On a conjecture of Pappas and Rapoport about the standard local model for $GL_d$

TL;DR

This paper proves a conjecture by Pappas and Rapoport regarding the reducedness of a subscheme of matrices related to local models of Shimura varieties, using techniques from affine Grassmannians and Frobenius splitting.

Contribution

It provides a complete proof of the conjecture on reducedness, extending previous work on affine Grassmannians and Schubert varieties with an almost elementary approach.

Findings

Confirmed the reducedness of the subscheme in question.

Connected the conjecture to affine Grassmannian slices and Frobenius splitting.

Extended the understanding of local models for Shimura varieties.

Abstract

In their study of local models of Shimura varieties for totally ramified extensions, Pappas and Rapoport posed a conjecture about the reducedness of a certain subscheme of $n \times n$ matrices.
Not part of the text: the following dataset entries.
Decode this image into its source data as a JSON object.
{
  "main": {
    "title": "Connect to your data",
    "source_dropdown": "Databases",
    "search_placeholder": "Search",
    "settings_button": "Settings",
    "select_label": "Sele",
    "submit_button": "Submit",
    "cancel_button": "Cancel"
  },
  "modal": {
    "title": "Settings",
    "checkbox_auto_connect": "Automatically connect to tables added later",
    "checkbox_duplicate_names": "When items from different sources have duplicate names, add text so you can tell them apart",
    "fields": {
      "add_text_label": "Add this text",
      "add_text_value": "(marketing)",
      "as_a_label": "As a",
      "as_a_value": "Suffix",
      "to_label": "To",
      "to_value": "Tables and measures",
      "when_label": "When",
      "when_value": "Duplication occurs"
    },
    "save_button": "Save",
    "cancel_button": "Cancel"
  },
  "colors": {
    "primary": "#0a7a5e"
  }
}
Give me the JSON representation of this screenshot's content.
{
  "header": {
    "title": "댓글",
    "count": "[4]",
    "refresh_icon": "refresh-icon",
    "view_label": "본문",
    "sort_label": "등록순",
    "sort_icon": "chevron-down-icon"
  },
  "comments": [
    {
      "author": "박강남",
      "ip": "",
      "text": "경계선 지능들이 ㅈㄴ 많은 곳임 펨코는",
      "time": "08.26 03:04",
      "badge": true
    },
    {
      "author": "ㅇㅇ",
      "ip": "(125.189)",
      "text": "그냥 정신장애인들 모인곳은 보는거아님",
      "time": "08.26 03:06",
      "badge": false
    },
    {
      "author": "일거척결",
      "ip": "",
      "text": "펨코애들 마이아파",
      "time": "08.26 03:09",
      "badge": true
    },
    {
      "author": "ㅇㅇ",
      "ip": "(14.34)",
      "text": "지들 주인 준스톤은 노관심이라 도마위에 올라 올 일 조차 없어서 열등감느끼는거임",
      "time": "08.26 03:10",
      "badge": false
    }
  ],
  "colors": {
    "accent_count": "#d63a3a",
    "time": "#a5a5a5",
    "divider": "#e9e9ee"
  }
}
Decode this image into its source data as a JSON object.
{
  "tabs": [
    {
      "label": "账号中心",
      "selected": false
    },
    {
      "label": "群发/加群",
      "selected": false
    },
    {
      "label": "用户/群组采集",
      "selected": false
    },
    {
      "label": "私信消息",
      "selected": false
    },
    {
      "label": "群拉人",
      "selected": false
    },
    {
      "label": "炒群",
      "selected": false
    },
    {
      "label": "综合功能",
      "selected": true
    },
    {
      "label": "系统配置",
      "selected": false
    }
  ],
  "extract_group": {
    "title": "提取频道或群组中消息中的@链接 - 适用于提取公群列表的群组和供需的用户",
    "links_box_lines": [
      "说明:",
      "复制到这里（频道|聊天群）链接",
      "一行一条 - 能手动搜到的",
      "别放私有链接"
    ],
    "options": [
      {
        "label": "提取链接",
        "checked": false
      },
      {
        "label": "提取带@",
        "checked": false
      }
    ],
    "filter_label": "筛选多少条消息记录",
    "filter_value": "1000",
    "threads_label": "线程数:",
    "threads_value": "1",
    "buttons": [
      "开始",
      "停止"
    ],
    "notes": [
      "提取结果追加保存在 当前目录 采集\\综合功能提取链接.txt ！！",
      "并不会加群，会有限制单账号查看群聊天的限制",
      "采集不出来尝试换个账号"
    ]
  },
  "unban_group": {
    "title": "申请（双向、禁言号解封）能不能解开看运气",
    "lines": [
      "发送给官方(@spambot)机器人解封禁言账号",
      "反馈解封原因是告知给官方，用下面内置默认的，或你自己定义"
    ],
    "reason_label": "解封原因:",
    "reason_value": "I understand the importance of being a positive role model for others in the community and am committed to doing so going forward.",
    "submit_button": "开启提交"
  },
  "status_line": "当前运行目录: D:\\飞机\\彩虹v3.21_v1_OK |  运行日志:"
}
We give a positive answer to their conjecture in full generality. Our main ideas follow naturally from two of our previous works. The first is our proof of a conjecture of Kreiman, Lakshmibai, Magyar, and Weyman on the equations defining type A affine Grassmannians. The second is the work of the first two authors and Kamnitzer on affine Grassmannian slices and their reduced scheme structure. We also present a version of our argument that is almost completely elementary: the only non-elementary ingredient is the Frobenius splitting of Schubert varieties.